And also, I think it's important to remember that this data that's scraped, it's not actually text, right? First of all, it's HTML or it's PDFs or in the case of code, it's just directories. So there has to be an explicit process that takes this data and turns it into text. Okay, so we're going to talk about the transformation from HTML to text. Um, and this is going to be a lossy process. Um, so the trick is, how can you preserve the content and some of the structure, um, without, um, you know, basically just having HTML. Um, filtering, as you could, you know, surmise, is going to be very important both for getting high-quality data, but also removing harmful content. Um, generally people train classifiers to do this. Deduplication is also an important step, which we'll talk about.
Okay. So assignment four is all about data. We're going to give you the raw Common Crawl, you know, dump so you can see just how bad it is. And you're going to train classifiers, dedupe, and then there's going to be a leaderboard where you're going to try to um minimize perplexity given your token budget.
So now, now you have the data, you've done this, built all your fancy kernels, you've trained, now you can really train models. But at this point, what you'll get is a model that can complete the next token, right? And this is called a essentially a base model. And I think about it as a model that has a lot of raw potential, but it needs to be aligned or modified some way. And alignment is a process of making it useful. So in alignment captures a lot of different things, but three things I think it captures is that you want to get the language model to follow instructions, right? Completing the next token is not necessarily following the instruction. It'll just complete the instruction or whatever it thinks will follow the instruction. Um, you get to here specify the style of the generation, whether you want to be long or short, whether you want bullets, whether you know you want it to be witty or have sass or not. Um, and you, when you play with, um, you know, ChatGPT versus Grok, you'll see that there's different alignment that has happened. And then also safety, one important thing is for these models to be able to refuse answers that can be, you know, harmful. So that's where alignment also kicks in.

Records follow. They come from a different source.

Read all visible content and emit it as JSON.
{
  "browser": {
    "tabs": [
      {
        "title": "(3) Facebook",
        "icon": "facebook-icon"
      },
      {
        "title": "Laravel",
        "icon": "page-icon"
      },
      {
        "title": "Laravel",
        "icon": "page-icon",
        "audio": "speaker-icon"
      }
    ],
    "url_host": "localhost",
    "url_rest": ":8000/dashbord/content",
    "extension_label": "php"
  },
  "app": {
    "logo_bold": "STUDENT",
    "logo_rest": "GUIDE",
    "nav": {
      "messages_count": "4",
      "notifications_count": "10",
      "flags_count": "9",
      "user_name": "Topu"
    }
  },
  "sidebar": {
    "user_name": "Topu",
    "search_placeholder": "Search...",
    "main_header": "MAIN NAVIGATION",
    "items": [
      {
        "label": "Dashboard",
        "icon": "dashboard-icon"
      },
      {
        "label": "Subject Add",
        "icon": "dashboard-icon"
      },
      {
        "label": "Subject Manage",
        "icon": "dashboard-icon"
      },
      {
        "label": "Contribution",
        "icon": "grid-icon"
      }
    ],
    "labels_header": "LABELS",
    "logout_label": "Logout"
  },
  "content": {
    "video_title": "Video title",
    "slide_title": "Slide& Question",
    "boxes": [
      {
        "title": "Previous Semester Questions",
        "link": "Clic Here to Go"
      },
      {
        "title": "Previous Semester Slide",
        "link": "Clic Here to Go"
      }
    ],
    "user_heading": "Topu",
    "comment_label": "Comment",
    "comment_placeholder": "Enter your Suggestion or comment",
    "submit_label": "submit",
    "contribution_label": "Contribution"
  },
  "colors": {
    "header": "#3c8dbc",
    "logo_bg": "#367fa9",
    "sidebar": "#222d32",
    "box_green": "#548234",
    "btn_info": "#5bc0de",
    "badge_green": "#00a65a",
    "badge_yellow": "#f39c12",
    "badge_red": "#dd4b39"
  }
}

So there's generally two phases of alignment. There's supervised fine-tuning. And here the goal is, I mean, it's very simple. You basically gather a set of user-assistant pairs. Um, so prompt-response pairs, and then you do supervised learning. Okay. And the idea here is that the base model already has the sort of the raw potential. So just fine-tuning it on a few examples is sufficient. Of course, the more examples you have, the better the results. But there's papers like this one that shows even like a thousand examples suffices to give you instruction-following capabilities from a good base model.
Okay, so this part is actually very, you know, simple, and it's not that different from, um, you know, pre-training because it's just you're given text and you just maximize the probability of the text.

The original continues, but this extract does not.